Lois Goodman, 70, who has served as a line judge for several years at tennis' U.S. Open, was arrested in New York on Tuesday in connection with the alleged April 17 beating death of her husband at their Woodland Hills home. Goodman was in New York preparing for this year's U.S. Open, which begins there next week.
She initially told police that her husband, Alan Goodman, 80, had fallen down the steps, had a heart attack and managed to get back upstairs to his bed, but prosecutors said Tuesday that they believe otherwise.
"She bludgeoned him to death with a coffee mug," said Jane Robison, a district attorney's spokeswoman.
"It was a homicide. He had multiple sharp-force injuries," said Ed Winter, assistant chief of investigations for the Los Angeles County coroner's office.
Lois Goodman was profiled in a Times article in 1994 and described herself as a lifelong tennis fan.
"It's exciting," Goodman said at the time. "This is my favorite sport and I'm out there rubbing shoulders with the best players. There's no real way to describe it."
But she mentioned that she often had trouble with male athletes on the tour.
"A lot of men players feel women should not be calling men's matches," Goodman said. "Jim Courier has made no secret about the fact that he doesn't like women umpires.
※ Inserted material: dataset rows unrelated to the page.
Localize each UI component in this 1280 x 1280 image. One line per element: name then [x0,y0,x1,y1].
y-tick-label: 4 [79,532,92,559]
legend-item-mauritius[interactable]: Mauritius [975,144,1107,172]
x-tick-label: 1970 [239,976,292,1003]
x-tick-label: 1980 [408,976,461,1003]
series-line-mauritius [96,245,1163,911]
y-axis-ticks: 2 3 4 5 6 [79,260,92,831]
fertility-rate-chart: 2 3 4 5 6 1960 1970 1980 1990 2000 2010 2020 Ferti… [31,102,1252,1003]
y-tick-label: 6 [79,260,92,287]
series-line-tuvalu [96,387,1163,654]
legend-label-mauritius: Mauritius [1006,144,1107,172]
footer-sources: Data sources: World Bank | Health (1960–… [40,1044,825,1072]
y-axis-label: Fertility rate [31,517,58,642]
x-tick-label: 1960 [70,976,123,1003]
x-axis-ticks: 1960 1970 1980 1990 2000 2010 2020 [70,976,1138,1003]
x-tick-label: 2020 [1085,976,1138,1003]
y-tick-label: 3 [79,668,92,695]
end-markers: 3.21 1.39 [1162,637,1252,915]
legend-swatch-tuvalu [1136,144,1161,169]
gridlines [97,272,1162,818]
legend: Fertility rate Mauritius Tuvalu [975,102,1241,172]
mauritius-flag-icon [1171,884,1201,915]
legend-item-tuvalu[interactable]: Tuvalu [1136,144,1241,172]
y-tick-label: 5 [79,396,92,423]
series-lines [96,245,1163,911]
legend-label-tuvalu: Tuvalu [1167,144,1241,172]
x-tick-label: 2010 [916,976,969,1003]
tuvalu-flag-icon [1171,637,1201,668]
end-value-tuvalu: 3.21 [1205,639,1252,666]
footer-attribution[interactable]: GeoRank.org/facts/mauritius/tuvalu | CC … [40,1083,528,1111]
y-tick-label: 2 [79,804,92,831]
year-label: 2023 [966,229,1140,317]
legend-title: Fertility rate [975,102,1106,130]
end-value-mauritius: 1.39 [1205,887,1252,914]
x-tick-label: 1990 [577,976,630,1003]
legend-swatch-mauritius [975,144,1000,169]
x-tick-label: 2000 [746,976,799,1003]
"He has said publicly that women should not call lines in men's matches. Well, right after he said that he got almost all women umpires in one of his matches and he noticed it and said, 'Look at all the lady umpires. This must be on my behalf.' That was fun."
Goodman goes on to talk about Stefan Edberg making a sarcastic gesture after she called him three times for foot faults.
"He turned to me and bowed a couple of times, waving his hands like, 'Thank you very much. I lost because of you,' " Goodman said. "You just have to laugh at things like that. We're just out there doing our job."
Goodman said she preferred calling women's matches.
"They are just gracious," she said. "With most women we never have any problems because they are more mature."
If convicted, Goodman could be sentenced to life in prison. It was not clear when she would be returned to Los Angeles. Prosecutors said they would ask for $1-million bail.